Smoking in a community title scheme
Nuisances (of all types) in community title schemes are one of the most motivating reasons for disputes. Of those varying types of nuisances, smoking has always been at the top of the list of polarising issues.
Owners and bodies corporate have usually come up short in trying to prevent smoking in a scheme, irrespective of the issues that it has caused.
For some time there has been talk of legislative reform to allow smoking to be banned. This position has generally received strong support, but has never eventuated.

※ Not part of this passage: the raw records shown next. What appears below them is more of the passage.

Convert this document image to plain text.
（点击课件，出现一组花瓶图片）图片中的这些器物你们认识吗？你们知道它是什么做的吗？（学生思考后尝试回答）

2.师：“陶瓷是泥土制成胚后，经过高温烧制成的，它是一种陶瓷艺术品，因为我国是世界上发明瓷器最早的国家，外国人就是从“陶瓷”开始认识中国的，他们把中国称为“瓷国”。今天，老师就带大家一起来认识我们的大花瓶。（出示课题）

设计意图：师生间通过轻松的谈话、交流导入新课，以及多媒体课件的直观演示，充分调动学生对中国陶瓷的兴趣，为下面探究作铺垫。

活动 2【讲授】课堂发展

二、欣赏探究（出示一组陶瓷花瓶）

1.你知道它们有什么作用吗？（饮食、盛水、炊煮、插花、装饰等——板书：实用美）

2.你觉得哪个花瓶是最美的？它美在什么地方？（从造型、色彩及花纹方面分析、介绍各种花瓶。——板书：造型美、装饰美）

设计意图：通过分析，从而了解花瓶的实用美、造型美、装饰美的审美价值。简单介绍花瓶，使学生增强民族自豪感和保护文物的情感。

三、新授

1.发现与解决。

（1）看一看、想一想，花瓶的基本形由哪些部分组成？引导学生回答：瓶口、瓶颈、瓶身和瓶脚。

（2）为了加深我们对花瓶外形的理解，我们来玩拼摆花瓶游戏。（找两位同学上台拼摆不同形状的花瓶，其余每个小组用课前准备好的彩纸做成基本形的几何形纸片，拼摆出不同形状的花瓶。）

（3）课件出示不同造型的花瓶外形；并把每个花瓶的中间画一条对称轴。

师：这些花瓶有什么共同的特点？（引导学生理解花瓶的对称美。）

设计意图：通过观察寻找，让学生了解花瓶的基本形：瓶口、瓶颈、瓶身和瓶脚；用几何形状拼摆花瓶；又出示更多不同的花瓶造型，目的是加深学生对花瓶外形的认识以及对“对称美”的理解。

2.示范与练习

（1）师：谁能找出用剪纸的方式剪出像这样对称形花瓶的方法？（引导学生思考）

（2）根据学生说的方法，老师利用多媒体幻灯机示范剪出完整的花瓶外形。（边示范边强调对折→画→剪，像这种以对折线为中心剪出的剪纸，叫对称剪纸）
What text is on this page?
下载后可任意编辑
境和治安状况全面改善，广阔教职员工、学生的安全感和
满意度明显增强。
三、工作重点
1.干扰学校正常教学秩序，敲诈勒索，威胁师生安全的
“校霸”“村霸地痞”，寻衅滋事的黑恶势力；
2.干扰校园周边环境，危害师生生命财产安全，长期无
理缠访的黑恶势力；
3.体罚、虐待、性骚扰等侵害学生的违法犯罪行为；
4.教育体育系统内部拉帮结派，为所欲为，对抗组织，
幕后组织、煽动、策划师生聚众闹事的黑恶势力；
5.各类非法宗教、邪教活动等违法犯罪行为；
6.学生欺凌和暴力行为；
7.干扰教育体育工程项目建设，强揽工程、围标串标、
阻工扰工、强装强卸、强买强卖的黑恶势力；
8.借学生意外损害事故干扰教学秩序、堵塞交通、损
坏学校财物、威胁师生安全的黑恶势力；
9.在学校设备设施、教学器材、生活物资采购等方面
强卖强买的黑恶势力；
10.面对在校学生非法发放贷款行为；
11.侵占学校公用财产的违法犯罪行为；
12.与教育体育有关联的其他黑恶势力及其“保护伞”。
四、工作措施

A recent Office of the Commissioner for Body Corporate and Community Management (OCBCCM) decision has shown how an order restricting smoking can be achieved – by not treating it as a nuisance!
Usual position
The starting point for nuisances has always been section 167 of the Body Corporate and Community Management Act 1997 (Qld) (BCCMA) which relevantly is titled “Nuisances” and provides that:
167 Nuisances
The occupier of a lot included in a community titles scheme must not use, or permit the use of, the lot or the common property in a way that—
(a) causes a nuisance or hazard; or
(b) interferes unreasonably with the use or enjoyment of another lot included in the scheme; or
(c) interferes unreasonably with the use or enjoyment of the common property by a person who is lawfully on the common property.
The Tobacco and Other Smoking Products Act 1998 (Qld) (TOSPA) then essentially provided that smoking in a substantially enclosed area on common property was unlawful.
This meant that bodies corporate would typically seek to prevent smoking by installing a by-law. As a by-law cannot prohibit conduct that is lawful, it would try and regulate the smoking to the same extent as section 167 of the BCCMA and TOSPA.
This meant the body corporate needed to prove the smoking (which was not in a substantially enclosed area of common property) caused a nuisance or interfered unreasonably.
The Queensland Civil and Administrative Tribunal decision of Norbury v Hogan [2010] QCAT 296 is the leading decision on what was needed to prove a breach of section 167 of the BCCMA and has since been adopted by adjudicators.
For example, in Sun Crest [2010] QBCCMCmr 524 the adjudicator relevantly provided:
“The test of nuisance is an objective one and determined ‘in light of ordinary notions of reasonable standards for the use and enjoyment of a Lot … Once that is acknowledged, a finding that s. 167 is offended could only be made, in the circumstances arising here, if it was established that the cigarette smoke emanating from [the lot] is of such volume or frequency that it would interfere unreasonably with the life of another lot owner of ordinary sensitivity.”
Essentially evidence was needed to prove the location and source of the smoke, as well as the volume – and that this created an unreasonable interference or nuisance. Whilst it was common that this standard was likely to have been met, proving it was almost impossible because measuring the volume of smoke can only be done with expensive equipment.
What has changed now?
Nothing.
However, a recently circulated OCBCCM decision at Artique Resort has suggested a different way of applying section 167 of the BCCMA.
Section 167 of the BCCMA refers not only to nuisances and unreasonable interferences. It also refers to hazards in subsection (a).
If sufficient evidence of the smoking can be put forward that proves the smoking creates a hazard, as opposed to an unreasonable interference, a breach of section 167 can be made out.
What should bodies corporate do?
The body corporate does not need a by-law to enforce section 167 of the BCCMA. However, implementation of a proper by-law that encompasses hazards as well as nuisances is best practice.
This allows by-law contravention notices to be properly issued (which can be a more practical step) without the need to wait for an order of the adjudicator – which can take months or years.